Sunday, 13 July 2003 — 9:50pm | Music

Earlier tonight as I was making my way out of the Stampede grounds, I passed by an open-air concert at the Coca-Cola stage featuring some band called Treble Charger. I had probably heard many of their songs before, given that my roommate had a number of their albums playing on repeat last year, but only distinctly recognized one of them. Naturally I refer to “American Psycho”, upon hearing which I thought something along the lines of, “Oh, these guys.”

Given that they are a vanilla rock band that plays at exactly one dynamic level and perhaps even one key, with a somewhat rudimentary chord vocabulary, they were actually pretty good by vanilla rock standards. True, they resorted to jumping up and down on stage to mask the fact that the sounds they produced were sitting. True, their songs were indistinguishable and completely forgettable, minus the one I mentioned earlier, which is a clear demonstration of why people came up with the term “one-hit wonder”. However, one could not fault them for their raw energy and sizzling guitar solos, and the fact that the music they played – however repetitive and unoriginal – was still somewhat within the realm of music, which is more than I could say for much of the contemporary crap on the airwaves.

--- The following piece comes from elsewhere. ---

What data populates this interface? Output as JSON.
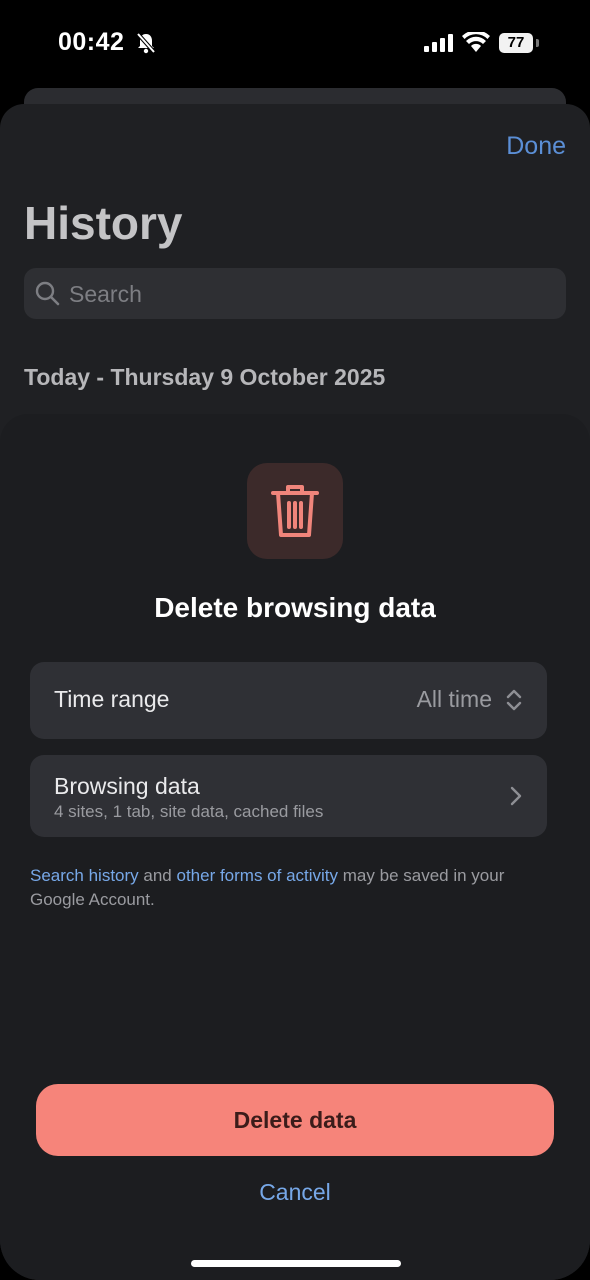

One has to wonder, however, how bands today don’t understand why music piracy is so rampant, when the answer is rather obvious: their albums are not worth buying because when you’ve heard one signature song, you really have heard them all. Modern poppish-punkish rock still has some sense of melodic-harmonic interplay, which is good, even though rock stopped rolling three decades ago (unless you count rolling in its grave). The problem, however, is variety. The Beatles were brilliant in their Please Please Me era of building on the sounds of their predecessors, but what made them stand out from the rest of the pack was that they went so far beyond that. Anybody can find a favourite Beatles song if they looked hard enough, because they did absolutely everything. There is hardly a band today that is developing like that; and the increasingly experimental ones like Radiohead are perhaps losing musical maturity as they go along, not gaining it as they should.

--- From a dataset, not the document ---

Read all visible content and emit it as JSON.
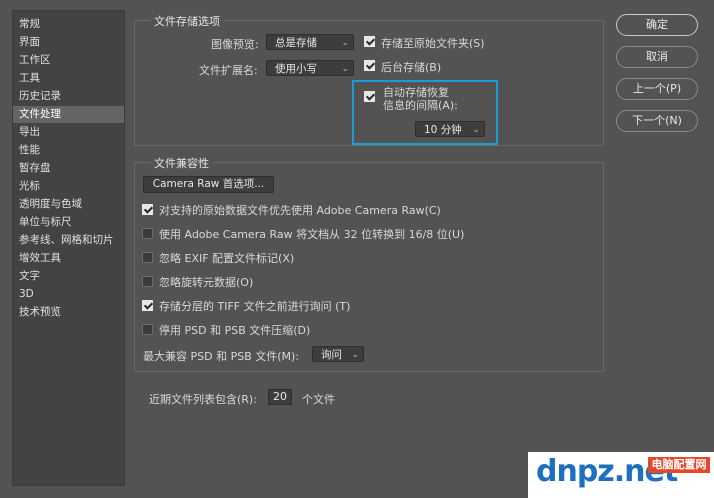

What rock – mainstream or otherwise – needs nowadays is a powerhouse songwriting team, like Jerry Leiber and Mike Stoller, without whom Elvis would’ve hardly been an Archduke. Perhaps the one-hit wonder phenomenon can be squarely attributed to the fact that there’s no consistent source of inspiration that can lead bands like Treble Charger to stumble upon a second unique melangé of melody, harmony and incomprehensible lyrics like they did with “American Psycho”, the memorability of which likely has something to do with the existence of a book and film by that name, but furthermore rests on how it isn’t as generic as everything else. Still generic, but not as much.